What are Wh- Questions?
Wh- questions are questions that ask for specific information. They start with question words: who, what, where, when, why, and how. Unlike yes/no questions, wh- questions need more detailed answers. For example, "Do you like coffee?" is a yes/no question, but "What do you like to drink?" is a wh- question that needs a specific answer.
How to Form Wh- Questions
The basic pattern is: Wh- word + auxiliary verb + subject + main verb + rest of sentence. For present simple: "Where do you live?" For past simple: "What did you eat?" For present continuous: "What are you doing?" The auxiliary verb (do, does, did, is, are) comes before the subject. This is the opposite of statements, where the subject comes first.
Understanding Each Wh- Word
| Wh- Word | Purpose | Example Question |
|---|---|---|
| Who | Asks about people | "Who is your best friend?" |
| What | Asks about things or actions | "What is your job?" |
| Where | Asks about place | "Where do you work?" |
| When | Asks about time | "When is your birthday?" |
| Why | Asks about reasons | "Why do you like this sport?" |
| How | Asks about manner or way | "How do you make coffee?" |
Learning when to use each word helps you ask the right questions and understand English better.

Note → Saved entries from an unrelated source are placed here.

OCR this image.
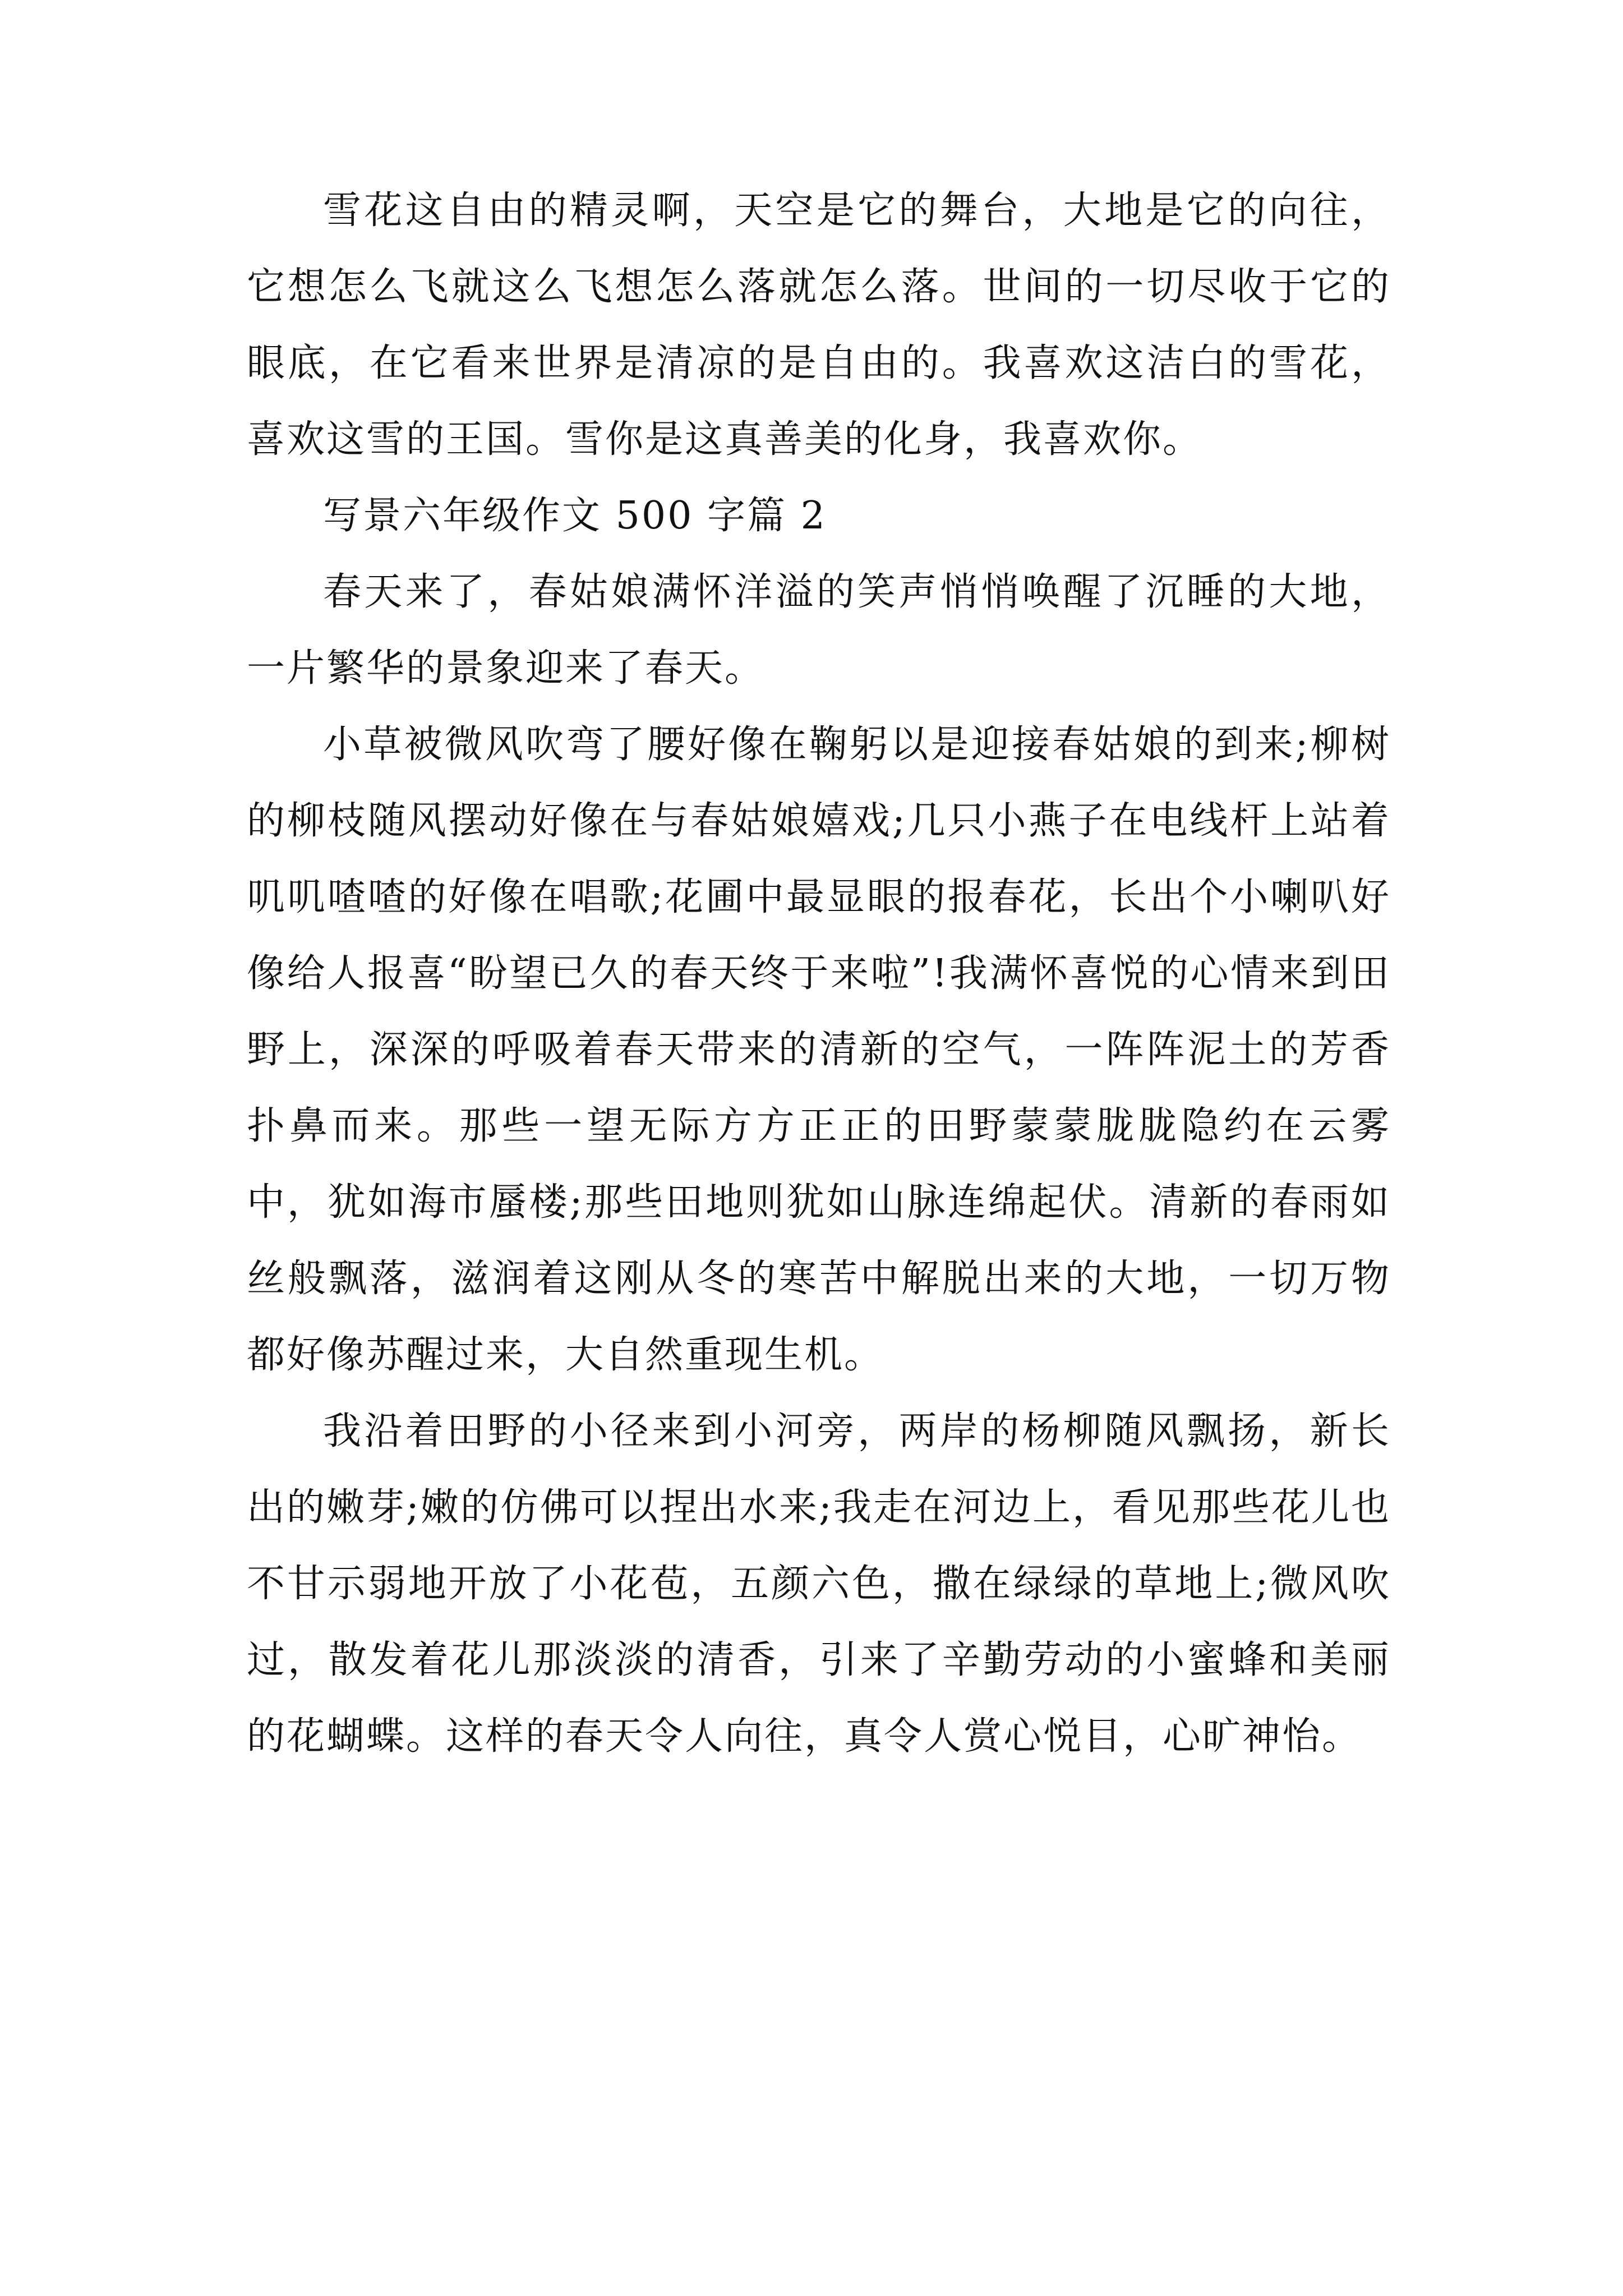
雪花这自由的精灵啊，天空是它的舞台，大地是它的向往，它想怎么飞就这么飞想怎么落就怎么落。世间的一切尽收于它的眼底，在它看来世界是清凉的是自由的。我喜欢这洁白的雪花，喜欢这雪的王国。雪你是这真善美的化身，我喜欢你。

写景六年级作文 500 字篇 2

春天来了，春姑娘满怀洋溢的笑声悄悄唤醒了沉睡的大地，一片繁华的景象迎来了春天。

小草被微风吹弯了腰好像在鞠躬以是迎接春姑娘的到来;柳树的柳枝随风摆动好像在与春姑娘嬉戏;几只小燕子在电线杆上站着叽叽喳喳的好像在唱歌;花圃中最显眼的报春花，长出个小喇叭好像给人报喜“盼望已久的春天终于来啦”!我满怀喜悦的心情来到田野上，深深的呼吸着春天带来的清新的空气，一阵阵泥土的芳香扑鼻而来。那些一望无际方方正正的田野蒙蒙胧胧隐约在云雾中，犹如海市蜃楼;那些田地则犹如山脉连绵起伏。清新的春雨如丝般飘落，滋润着这刚从冬的寒苦中解脱出来的大地，一切万物都好像苏醒过来，大自然重现生机。

我沿着田野的小径来到小河旁，两岸的杨柳随风飘扬，新长出的嫩芽;嫩的仿佛可以捏出水来;我走在河边上，看见那些花儿也不甘示弱地开放了小花苞，五颜六色，撒在绿绿的草地上;微风吹过，散发着花儿那淡淡的清香，引来了辛勤劳动的小蜜蜂和美丽的花蝴蝶。这样的春天令人向往，真令人赏心悦目，心旷神怡。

Wh- Questions vs Yes/No Questions
| Feature | Wh- Questions | Yes/No Questions |
|---|---|---|
| Form | Wh- word + auxiliary verb + subject + main verb (e.g., What do you eat?) |
Auxiliary verb + subject + main verb (e.g., Do you eat meat?) |
| When to Use | When you need specific information about a person, place, time, reason, manner, or thing | When you want to confirm or deny something and only need a simple yes or no response |
| Expected Answer Type | An open, informative answer with specific details (e.g., "She lives in London.") |
A closed answer: simply Yes or No (often followed by a short phrase) (e.g., "Yes, she does.") |
| Auxiliary Verb Usage | Auxiliary verb comes after the Wh- word and before the subject (What does he want?) |
Auxiliary verb is placed at the very beginning of the sentence, before the subject (Does he want coffee?) |
| Positive Example | "Where do you work?" "Who is calling?" "Why are they laughing?" |
"Do you work here?" "Is someone calling?" "Are they laughing?" |
| Negative Example | "Why didn't you call me?" "When won't she be available?" |
"Didn't you call me?" "Won't she be available?" |
| Question Example | "How did you solve the problem?" "What time does the train leave?" |
"Did you solve the problem?" "Has the train left yet?" |
| Key Signal Words | Who (person), What (thing/idea), Where (place), When (time), Why (reason), How (manner/degree), Which (choice), Whose (possession) | Do/Does/Did, Is/Are/Was/Were, Have/Has/Had, Can/Could, Will/Would, Should/Shall/May/Might |
| Word Order | Wh- word → Auxiliary → Subject → Verb What + does + she + do? |
Auxiliary → Subject → Verb Does + she + work here? |
| Subject as Wh- Word | When who or what is the subject, no auxiliary is needed: "Who called you?" / "What happened?" |
Does not apply — there is no Wh- word acting as the subject in Yes/No questions |
| Complexity / Information Level | Higher — requires the speaker to provide detailed, context-specific information | Lower — requires only confirmation or denial; minimal information exchanged |
| 🔑 Key Difference: The fundamental distinction is the type of information requested. Wh- questions begin with a question word (who, what, where, when, why, how) and demand an open, descriptive answer because the speaker does not know a specific detail. Yes/No questions begin with an auxiliary verb and require only a confirmation or denial, because the speaker is verifying whether something is true or false. In terms of structure, Wh- questions place the question word first followed by the inverted auxiliary-subject order, whereas Yes/No questions simply invert the auxiliary verb and subject with no question word present. | ||
Examples
What to Remember
- Wh- questions ask for specific information and need detailed answers, unlike yes/no questions.
- Wh- question word order is: question word + auxiliary verb + subject + main verb.
- Common wh- question words are who, what, where, when, why, and how.
- Use "do/does" for present simple wh- questions and "did" for past simple wh- questions.
- Never use statement word order in wh- questions; always invert the subject and auxiliary verb.